Er schneidet Bäume und Sträucher, sägt Holz, bestellt die Felder und erntet Obst.

Nur beim Herstellen von Marmelade hat er Schwierigkeiten. Mit seinen Riesenhänden fällt es ihm nicht leicht, das Fruchtfleisch in die Gläser zu füllen.

Dafür singt er jeden Abend auf dem Platz vor dem Dorfwirtshaus. Das macht ihn sehr glücklich.

Der Riese ist eine so tolle Arbeitskraft, dass die Menschen sich nun Ruhepausen gönnen.
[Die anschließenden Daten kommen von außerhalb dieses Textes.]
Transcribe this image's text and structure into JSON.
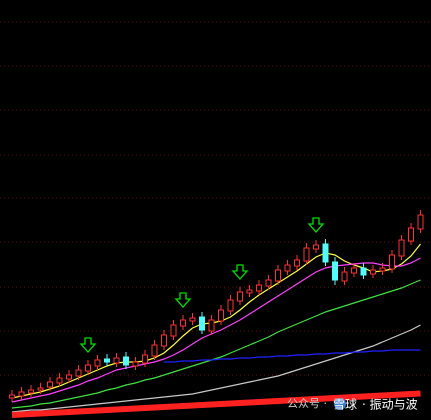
{
  "chart_data": {
    "type": "candlestick",
    "ylim": [
      0,
      420
    ],
    "up_color": "#ff3232",
    "down_color": "#54fcfc",
    "signal_color": "#00e000",
    "open": [
      22,
      24,
      27,
      30,
      33,
      37,
      41,
      44,
      49,
      54,
      61,
      57,
      63,
      54,
      57,
      64,
      74,
      84,
      94,
      99,
      103,
      89,
      99,
      109,
      119,
      127,
      129,
      134,
      139,
      149,
      154,
      159,
      171,
      176,
      158,
      139,
      147,
      152,
      146,
      149,
      151,
      164,
      179,
      191
    ],
    "high": [
      30,
      33,
      35,
      37,
      43,
      47,
      50,
      55,
      60,
      65,
      66,
      67,
      68,
      63,
      70,
      80,
      90,
      100,
      105,
      107,
      108,
      105,
      115,
      125,
      133,
      135,
      140,
      145,
      155,
      160,
      165,
      177,
      180,
      181,
      163,
      153,
      157,
      157,
      155,
      157,
      170,
      185,
      197,
      210
    ],
    "low": [
      18,
      20,
      23,
      26,
      29,
      33,
      37,
      40,
      45,
      50,
      54,
      53,
      51,
      50,
      53,
      60,
      70,
      80,
      90,
      95,
      86,
      85,
      95,
      105,
      115,
      123,
      125,
      130,
      135,
      145,
      150,
      155,
      167,
      154,
      135,
      135,
      143,
      141,
      142,
      145,
      147,
      160,
      175,
      187
    ],
    "close": [
      25,
      28,
      30,
      32,
      38,
      42,
      45,
      50,
      55,
      60,
      58,
      62,
      55,
      58,
      65,
      75,
      85,
      95,
      100,
      102,
      90,
      100,
      110,
      120,
      128,
      130,
      135,
      140,
      150,
      155,
      160,
      172,
      175,
      158,
      140,
      148,
      152,
      145,
      150,
      152,
      165,
      180,
      192,
      205
    ],
    "lines": [
      {
        "color": "#ffff40",
        "values": [
          22,
          24,
          26,
          28,
          31,
          34,
          38,
          42,
          46,
          50,
          54,
          57,
          58,
          58,
          59,
          62,
          67,
          75,
          84,
          92,
          96,
          97,
          99,
          103,
          110,
          118,
          125,
          131,
          137,
          143,
          149,
          156,
          163,
          167,
          165,
          159,
          155,
          152,
          148,
          149,
          151,
          156,
          164,
          176
        ]
      },
      {
        "color": "#ff40ff",
        "values": [
          18,
          20,
          22,
          24,
          26,
          29,
          32,
          35,
          39,
          42,
          46,
          50,
          52,
          54,
          56,
          58,
          61,
          65,
          70,
          76,
          82,
          86,
          90,
          95,
          100,
          106,
          112,
          118,
          124,
          130,
          136,
          142,
          148,
          152,
          154,
          155,
          156,
          157,
          157,
          155,
          154,
          154,
          157,
          162
        ]
      },
      {
        "color": "#40e040",
        "values": [
          12,
          13,
          14,
          16,
          17,
          19,
          21,
          23,
          25,
          27,
          30,
          32,
          35,
          37,
          40,
          42,
          45,
          48,
          51,
          54,
          57,
          60,
          63,
          67,
          71,
          75,
          79,
          83,
          88,
          92,
          96,
          100,
          104,
          108,
          111,
          114,
          117,
          120,
          123,
          126,
          129,
          132,
          136,
          140
        ]
      },
      {
        "color": "#c8c8c8",
        "values": [
          8,
          9,
          10,
          10,
          11,
          12,
          13,
          14,
          15,
          16,
          17,
          18,
          19,
          20,
          21,
          22,
          23,
          24,
          25,
          26,
          28,
          30,
          32,
          34,
          36,
          38,
          40,
          42,
          44,
          47,
          50,
          53,
          56,
          59,
          62,
          65,
          68,
          71,
          74,
          78,
          82,
          86,
          90,
          95
        ]
      },
      {
        "color": "#2020ff",
        "values": [
          null,
          null,
          null,
          null,
          null,
          null,
          null,
          null,
          null,
          null,
          null,
          null,
          null,
          null,
          null,
          null,
          58,
          58,
          59,
          59,
          60,
          60,
          61,
          61,
          62,
          62,
          63,
          63,
          64,
          64,
          65,
          65,
          66,
          66,
          67,
          67,
          68,
          68,
          69,
          69,
          70,
          70,
          70,
          70
        ]
      },
      {
        "color": "#ff2020",
        "width": 6,
        "values": [
          5,
          5.5,
          6,
          6.5,
          7,
          7.5,
          8,
          8.5,
          9,
          9.5,
          10,
          10.5,
          11,
          11.5,
          12,
          12.5,
          13,
          13.5,
          14,
          14.5,
          15,
          15.5,
          16,
          16.5,
          17,
          17.5,
          18,
          18.5,
          19,
          19.5,
          20,
          20.5,
          21,
          21.5,
          22,
          22.5,
          23,
          23.5,
          24,
          24.5,
          25,
          25.5,
          26,
          26.5
        ]
      }
    ],
    "signals": [
      8,
      18,
      24,
      32
    ],
    "watermark": [
      "公众号 ·",
      "雪球",
      "· 振动与波"
    ]
  }
}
Das Dorf der fleißigen Menschen ist zu einem Dorf der fleißigen und zufriedenen Menschen geworden. Sie spüren, dass es ihnen gut geht.

Ich öffne die Augen, und der Bär sieht mich erwartungsvoll an. Doch nichts geschieht. Ich liege einfach da und lächle.

„Was ist? Willst du mir nicht auch ein Lied vorsingen!“, fordert mich der Bär auf.

„Ich bin doch kein Riese. Traumreisen sind anstrengend. Jetzt entspanne ich mich erst einmal und tue einfach nichts“, denke ich und muss über den verdutzten Blick meines Freundes herzlich lachen.